So basically we will need to leverage on a `initContainer approach to fix the permission so the database can be created. This snippet will do the job:
diff --git a/roles/installer/tasks/database_configuration.yml b/roles/installer/tasks/database_configuration.yml
index 2e99be5..470530a 100644
--- a/roles/installer/tasks/database_configuration.yml
+++ b/roles/installer/tasks/database_configuration.yml
@@ -80,8 +80,9 @@
- block:
- name: Create Database if no database is specified
k8s:
- apply: true
+ apply: yes
definition: "{{ lookup('template', 'postgres.yaml.j2') }}"
+ wait: yes
register: create_statefulset_result
rescue:
diff --git a/roles/installer/templates/postgres.yaml.j2 b/roles/installer/templates/postgres.yaml.j2
index d17ee12..f87c842 100644
--- a/roles/installer/templates/postgres.yaml.j2
+++ b/roles/installer/templates/postgres.yaml.j2
@@ -37,10 +37,27 @@ spec:
imagePullSecrets:
- name: {{ image_pull_secret }}
{% endif %}
+ initContainers:
+ - name: init-chmod-data
+ image: '{{ postgres_image }}:{{ postgres_image_version }}'
+ imagePullPolicy: '{{ image_pull_policy }}'
+ command:
+ - /bin/sh
+ - -c
+ - |
+ if [ ! -f {{ postgres_data_path }}/PG_VERSION ]; then
+ chown postgres:root {{ postgres_data_path | dirname }}
+ fi
+ volumeMounts:
+ - name: postgres
+ mountPath: '{{ postgres_data_path | dirname }}'
+ subPath: '{{ postgres_data_path | dirname | basename }}'
containers:
- image: '{{ postgres_image }}:{{ postgres_image_version }}'
imagePullPolicy: '{{ image_pull_policy }}'
name: postgres
+ securityContext:
+ fsGroup: 999
env:
# For postgres_image based on rhel8/postgresql-12
- name: POSTGRESQL_DATABASE
It does result in a working state once the patch is applied:
$ ubectl get pods -w 00:38:58
NAME READY STATUS RESTARTS AGE
awx-operator-5bc776b4d4-d9ww2 1/1 Running 0 4m41s
awx-postgres-0 1/1 Running 0 4m3s
awx-d67898cd9-k6jrc 4/4 Running 0 3m48s
$ kubectl iexec awx-postgres-0 /bin/bash 00:57:00
root@awx-postgres-0:/# namei -xmolv /var/lib/postgresql/data/pgdata/
f: /var/lib/postgresql/data/pgdata/
Drwxr-xr-x root root /
drwxr-xr-x root root var
drwxr-xr-x root root lib
drwxr-xr-x postgres postgres postgresql
Drwx------ postgres root data
drwx------ postgres root pgdata
I'll create a PR for it.
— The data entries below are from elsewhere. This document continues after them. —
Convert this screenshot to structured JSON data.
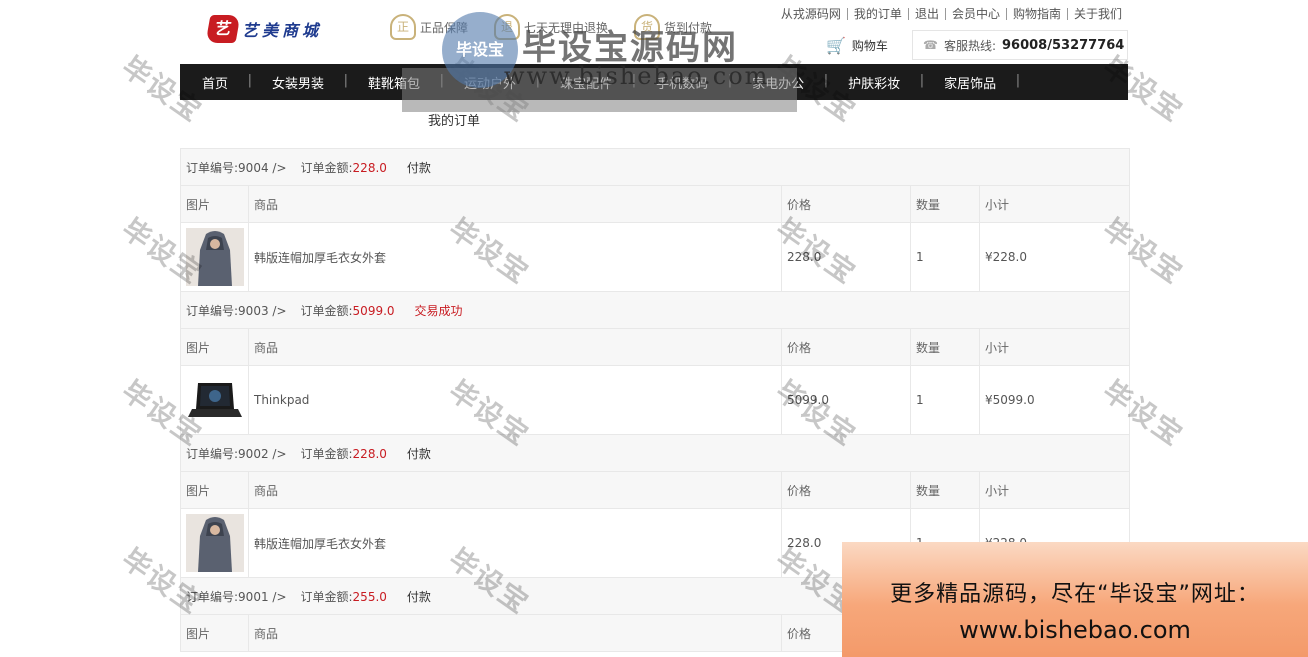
{
  "header": {
    "logo_mark": "艺",
    "logo_text": "艺美商城",
    "guarantees": [
      {
        "icon": "正",
        "label": "正品保障"
      },
      {
        "icon": "退",
        "label": "七天无理由退换"
      },
      {
        "icon": "货",
        "label": "货到付款"
      }
    ],
    "top_links": [
      "从戎源码网",
      "我的订单",
      "退出",
      "会员中心",
      "购物指南",
      "关于我们"
    ],
    "cart_label": "购物车",
    "hotline_label": "客服热线:",
    "hotline_number": "96008/53277764"
  },
  "nav": {
    "items": [
      "首页",
      "女装男装",
      "鞋靴箱包",
      "运动户外",
      "珠宝配件",
      "手机数码",
      "家电办公",
      "护肤彩妆",
      "家居饰品"
    ]
  },
  "section_title": "我的订单",
  "table_headers": {
    "image": "图片",
    "product": "商品",
    "price": "价格",
    "qty": "数量",
    "subtotal": "小计"
  },
  "orders": [
    {
      "no_label": "订单编号:9004 />",
      "amount_label": "订单金额:",
      "amount": "228.0",
      "status": "付款",
      "status_type": "pay",
      "item": {
        "name": "韩版连帽加厚毛衣女外套",
        "price": "228.0",
        "qty": "1",
        "subtotal": "¥228.0",
        "thumb": "sweater"
      }
    },
    {
      "no_label": "订单编号:9003 />",
      "amount_label": "订单金额:",
      "amount": "5099.0",
      "status": "交易成功",
      "status_type": "ok",
      "item": {
        "name": "Thinkpad",
        "price": "5099.0",
        "qty": "1",
        "subtotal": "¥5099.0",
        "thumb": "laptop"
      }
    },
    {
      "no_label": "订单编号:9002 />",
      "amount_label": "订单金额:",
      "amount": "228.0",
      "status": "付款",
      "status_type": "pay",
      "item": {
        "name": "韩版连帽加厚毛衣女外套",
        "price": "228.0",
        "qty": "1",
        "subtotal": "¥228.0",
        "thumb": "sweater"
      }
    },
    {
      "no_label": "订单编号:9001 />",
      "amount_label": "订单金额:",
      "amount": "255.0",
      "status": "付款",
      "status_type": "pay"
    }
  ],
  "watermark": {
    "text": "毕设宝",
    "seal_text": "毕设宝",
    "brand": "毕设宝源码网",
    "url": "www.bishebao.com",
    "promo_line1": "更多精品源码，尽在“毕设宝”网址：",
    "promo_line2": "www.bishebao.com"
  },
  "colors": {
    "accent": "#c81c22",
    "nav_bg": "#1b1b1b"
  }
}
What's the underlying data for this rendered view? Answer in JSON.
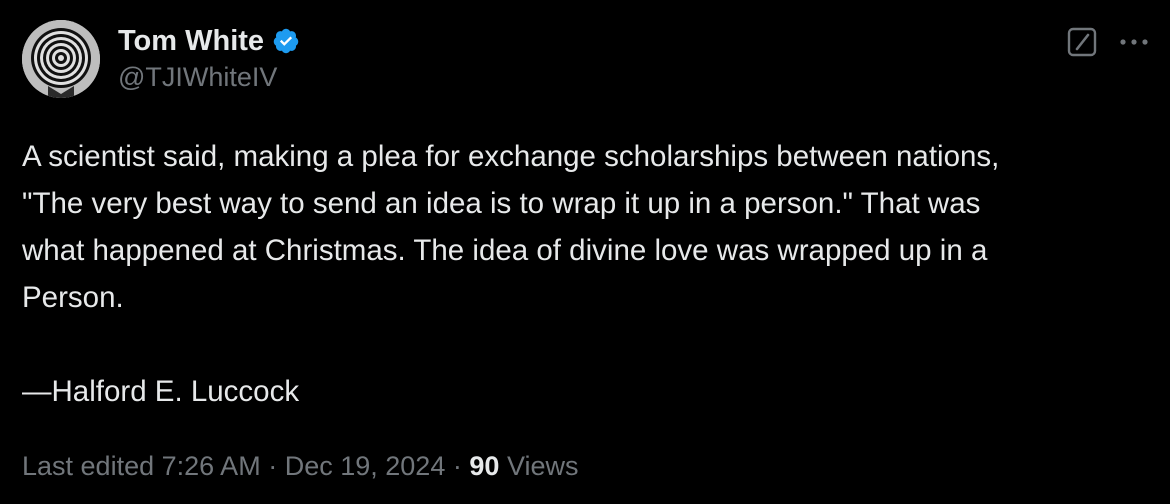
{
  "author": {
    "display_name": "Tom White",
    "handle": "@TJIWhiteIV",
    "verified": true,
    "verified_color": "#1d9bf0"
  },
  "header_actions": {
    "grok_icon": "grok-icon",
    "more_icon": "more-horizontal-icon"
  },
  "tweet": {
    "text": "A scientist said, making a plea for exchange scholarships between nations,\n\"The very best way to send an idea is to wrap it up in a person.\" That was\nwhat happened at Christmas. The idea of divine love was wrapped up in a\nPerson.\n\n—Halford E. Luccock"
  },
  "meta": {
    "edited_label": "Last edited",
    "time": "7:26 AM",
    "separator": "·",
    "date": "Dec 19, 2024",
    "views_count": "90",
    "views_label": "Views"
  },
  "colors": {
    "background": "#000000",
    "primary_text": "#e7e9ea",
    "secondary_text": "#71767b"
  }
}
Thanks for reporting the issue @flisak-robert and @scott-vick
Is there any temporary solution before the update?
Is there any temporary solution before the update?
Don't know if it suits your needs, but I just ran postgres in a docker container and pointed awx to use that postgres instance instead. Here is my config:
apiVersion: v1
kind: Secret
metadata:
name: awx-postgres-configuration
namespace: awx
stringData:
host: <postgres address>
port: "5432"
database: awx
username: postgres
password: <postgres password>
type: unmanaged
type: Opaque
Don't forget to include postgres_configuration_secret: awx-postgres-configuration
in your awx config. If you don't, AWX won't be able to decrypt stuff in your postgres database when you restart your awx node for example. Been there, done that :(
A workaround that I have found is to create a PV:
apiVersion: v1
kind: PersistentVolume
metadata:
name: task-pv-volume
labels:
type: local
spec:
storageClassName: <className>
capacity:
storage: 10Gi
accessModes:
- ReadWriteOnce
hostPath:
path: "<path>"
The path will be given 777 permission through chmod.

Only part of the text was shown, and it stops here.